Entretien avec la Maire de Rennes, Mme. Nathalie Appéré
Nous vous présentons la version complète de l'entretien avec le Maire de Rennes, Mme. Nathalie Appéré, publié dans le cadre du Bulletin 22 de l'AIVE.
Rennes est…
…cofondatrice de l’AIVE avec Turin et Barcelone. C’est une réelle fierté pour la ville et les Rennais et cela démontre la volonté continue de Rennes d’inscrire l’éducation au cœur de son projet politique. Ce projet politique a toujours positionné l’ambition éducative comme le fondement de son projet social. L’équipe municipale élue en mars 2014 souhaite poursuivre et conforter cet engagement en accordant notamment une attention particulière aux quartiers prioritaires de la Politique de la ville.
Quels sont les avantages de mettre en place un Projet Éducatif local (PEL) ? Quelles ont été les principales réussites et difficultés de cette concertation avec les différents acteurs locaux ?

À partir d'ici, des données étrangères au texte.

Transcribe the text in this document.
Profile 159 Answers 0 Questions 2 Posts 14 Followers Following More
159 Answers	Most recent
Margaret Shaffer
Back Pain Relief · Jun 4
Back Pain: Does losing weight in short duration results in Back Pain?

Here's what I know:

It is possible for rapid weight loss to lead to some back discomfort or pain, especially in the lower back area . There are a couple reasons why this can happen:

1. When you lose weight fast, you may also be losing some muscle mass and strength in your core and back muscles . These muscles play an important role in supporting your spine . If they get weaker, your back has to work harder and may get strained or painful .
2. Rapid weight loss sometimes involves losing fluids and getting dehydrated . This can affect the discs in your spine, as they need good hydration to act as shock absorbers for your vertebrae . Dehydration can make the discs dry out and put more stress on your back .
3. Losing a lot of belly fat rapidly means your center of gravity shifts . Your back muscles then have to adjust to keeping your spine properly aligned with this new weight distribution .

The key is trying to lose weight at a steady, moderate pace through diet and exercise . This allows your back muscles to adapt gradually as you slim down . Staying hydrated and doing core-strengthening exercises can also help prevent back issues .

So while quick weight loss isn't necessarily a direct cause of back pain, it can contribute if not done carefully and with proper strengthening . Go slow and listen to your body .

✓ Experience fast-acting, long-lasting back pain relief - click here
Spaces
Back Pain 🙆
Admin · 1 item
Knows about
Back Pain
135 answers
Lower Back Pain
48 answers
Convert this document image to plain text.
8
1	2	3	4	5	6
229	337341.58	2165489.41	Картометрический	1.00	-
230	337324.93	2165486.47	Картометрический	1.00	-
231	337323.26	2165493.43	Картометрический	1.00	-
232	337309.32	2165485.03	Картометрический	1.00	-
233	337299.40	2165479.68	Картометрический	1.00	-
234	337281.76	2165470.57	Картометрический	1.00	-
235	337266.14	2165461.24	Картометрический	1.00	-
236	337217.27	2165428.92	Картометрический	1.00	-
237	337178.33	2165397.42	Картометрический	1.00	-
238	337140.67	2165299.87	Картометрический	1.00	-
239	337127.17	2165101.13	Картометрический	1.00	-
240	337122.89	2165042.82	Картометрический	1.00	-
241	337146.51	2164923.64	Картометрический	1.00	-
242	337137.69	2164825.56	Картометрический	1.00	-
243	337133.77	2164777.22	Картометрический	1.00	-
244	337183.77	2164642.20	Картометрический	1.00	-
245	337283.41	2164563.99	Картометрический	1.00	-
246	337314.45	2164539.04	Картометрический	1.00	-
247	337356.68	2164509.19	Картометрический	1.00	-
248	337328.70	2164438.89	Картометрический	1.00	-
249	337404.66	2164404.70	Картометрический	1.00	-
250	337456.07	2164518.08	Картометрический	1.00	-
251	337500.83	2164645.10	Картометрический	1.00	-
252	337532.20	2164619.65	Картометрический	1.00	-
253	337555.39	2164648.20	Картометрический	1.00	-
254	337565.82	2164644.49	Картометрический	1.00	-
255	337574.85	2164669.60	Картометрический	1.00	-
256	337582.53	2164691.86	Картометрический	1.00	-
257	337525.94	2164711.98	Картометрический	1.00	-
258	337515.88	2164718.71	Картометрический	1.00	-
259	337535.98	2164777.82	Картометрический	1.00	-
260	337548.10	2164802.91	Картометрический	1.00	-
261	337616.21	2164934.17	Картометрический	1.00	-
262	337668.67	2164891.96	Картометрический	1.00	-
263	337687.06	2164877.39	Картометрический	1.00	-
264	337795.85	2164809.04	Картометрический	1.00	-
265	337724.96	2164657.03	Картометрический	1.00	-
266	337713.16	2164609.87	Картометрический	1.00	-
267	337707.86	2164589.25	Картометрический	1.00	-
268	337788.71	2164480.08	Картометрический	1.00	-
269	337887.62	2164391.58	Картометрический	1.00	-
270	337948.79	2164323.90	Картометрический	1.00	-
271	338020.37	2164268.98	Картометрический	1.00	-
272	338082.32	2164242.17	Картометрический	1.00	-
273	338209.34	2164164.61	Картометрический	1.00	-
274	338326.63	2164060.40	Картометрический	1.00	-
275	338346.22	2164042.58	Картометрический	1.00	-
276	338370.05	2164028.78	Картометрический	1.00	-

La construction et la mise en place de Contrats Éducatifs Locaux puis d’un Projet Éducatif Local (et global) rennais remontent aux années 80. Depuis trente ans, Rennes fait de l’éducation un moteur de son développement, un moyen de répondre aux enjeux de démocratie locale et un levier essentiel de lutte contre les inégalités.

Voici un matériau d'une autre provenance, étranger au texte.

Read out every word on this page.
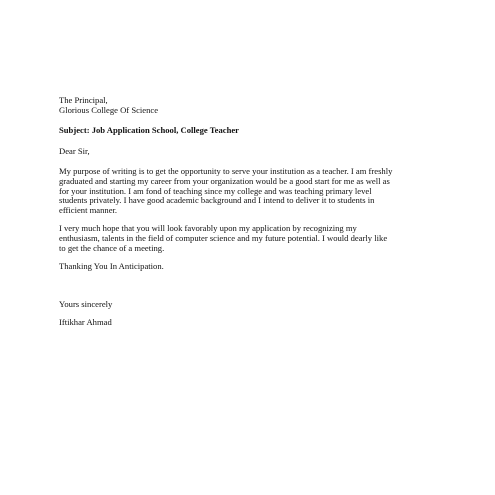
The Principal,
Glorious College Of Science
Subject: Job Application School, College Teacher
Dear Sir,
My purpose of writing is to get the opportunity to serve your institution as a teacher. I am freshly
graduated and starting my career from your organization would be a good start for me as well as
for your institution. I am fond of teaching since my college and was teaching primary level
students privately. I have good academic background and I intend to deliver it to students in
efficient manner.
I very much hope that you will look favorably upon my application by recognizing my
enthusiasm, talents in the field of computer science and my future potential. I would dearly like
to get the chance of a meeting.
Thanking You In Anticipation.
Yours sincerely
Iftikhar Ahmad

Rennes Ville Éducatrice a donc construit son approche et ses politiques éducatives en étroit partenariat avec l’Éducation Nationale, la Caisse d’Allocations Familiales et le tissu associatif de proximité avec en toile de fond la notion de « territoire apprenant ». Les fédérations d’Éducation Populaire comme la Ligue de l’Enseignement sont ainsi devenues des partenaires historiques et incontournables de la Ville de Rennes autour de thèmes comme l’accompagnement à la scolarité ou la citoyenneté.

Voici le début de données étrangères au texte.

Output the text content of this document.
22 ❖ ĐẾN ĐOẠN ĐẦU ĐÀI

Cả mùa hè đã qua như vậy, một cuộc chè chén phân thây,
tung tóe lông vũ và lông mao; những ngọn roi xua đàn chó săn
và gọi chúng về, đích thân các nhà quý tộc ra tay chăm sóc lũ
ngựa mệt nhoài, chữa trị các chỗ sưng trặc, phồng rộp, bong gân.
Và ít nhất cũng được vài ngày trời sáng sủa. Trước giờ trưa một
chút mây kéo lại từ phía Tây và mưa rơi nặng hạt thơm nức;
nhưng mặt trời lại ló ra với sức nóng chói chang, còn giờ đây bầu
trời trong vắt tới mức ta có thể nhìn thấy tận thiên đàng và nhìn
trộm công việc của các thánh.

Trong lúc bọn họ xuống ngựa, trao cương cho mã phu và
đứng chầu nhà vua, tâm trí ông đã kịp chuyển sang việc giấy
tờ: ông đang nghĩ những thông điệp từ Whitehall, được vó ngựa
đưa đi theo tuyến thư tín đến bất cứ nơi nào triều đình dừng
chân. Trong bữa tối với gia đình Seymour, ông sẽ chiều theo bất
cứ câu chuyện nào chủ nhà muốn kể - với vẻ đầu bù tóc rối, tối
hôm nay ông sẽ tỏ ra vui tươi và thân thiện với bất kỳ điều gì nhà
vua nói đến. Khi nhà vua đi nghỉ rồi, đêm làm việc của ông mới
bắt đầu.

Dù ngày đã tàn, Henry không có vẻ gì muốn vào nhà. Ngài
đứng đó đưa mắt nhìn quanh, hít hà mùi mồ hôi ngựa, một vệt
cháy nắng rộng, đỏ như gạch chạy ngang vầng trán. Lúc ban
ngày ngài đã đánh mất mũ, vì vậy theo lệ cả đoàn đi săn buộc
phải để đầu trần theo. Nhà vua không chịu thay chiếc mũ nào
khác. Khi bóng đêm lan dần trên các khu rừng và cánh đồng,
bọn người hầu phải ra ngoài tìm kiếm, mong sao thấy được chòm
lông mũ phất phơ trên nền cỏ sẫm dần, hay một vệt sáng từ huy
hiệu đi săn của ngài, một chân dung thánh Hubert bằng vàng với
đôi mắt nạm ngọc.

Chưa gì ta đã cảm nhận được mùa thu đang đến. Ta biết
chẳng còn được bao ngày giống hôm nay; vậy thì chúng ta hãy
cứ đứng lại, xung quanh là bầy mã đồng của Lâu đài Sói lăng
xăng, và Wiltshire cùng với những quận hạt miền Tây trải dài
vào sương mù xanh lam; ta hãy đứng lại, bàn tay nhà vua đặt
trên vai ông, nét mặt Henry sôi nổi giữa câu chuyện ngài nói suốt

La dimension transversale des projets a toujours été privilégiée avec un traitement des problématiques éducatives au-delà des acteurs et des champs traditionnels de l’éducation. L’action culturelle, la politique sportive, la planification urbaine ou encore les enjeux environnementaux, par exemple, sont autant de leviers actionnés dans le cadre du Projet Éducatif Local.
Des instances de suivi et de gouvernance ont été créées, associant les différents interlocuteurs et partenaires, pour permettre le débat et la concertation.Cette logique de co-éducation s’est exprimée dans les instances pour une école ouverte sur son environnement et les équipements et acteurs de proximité.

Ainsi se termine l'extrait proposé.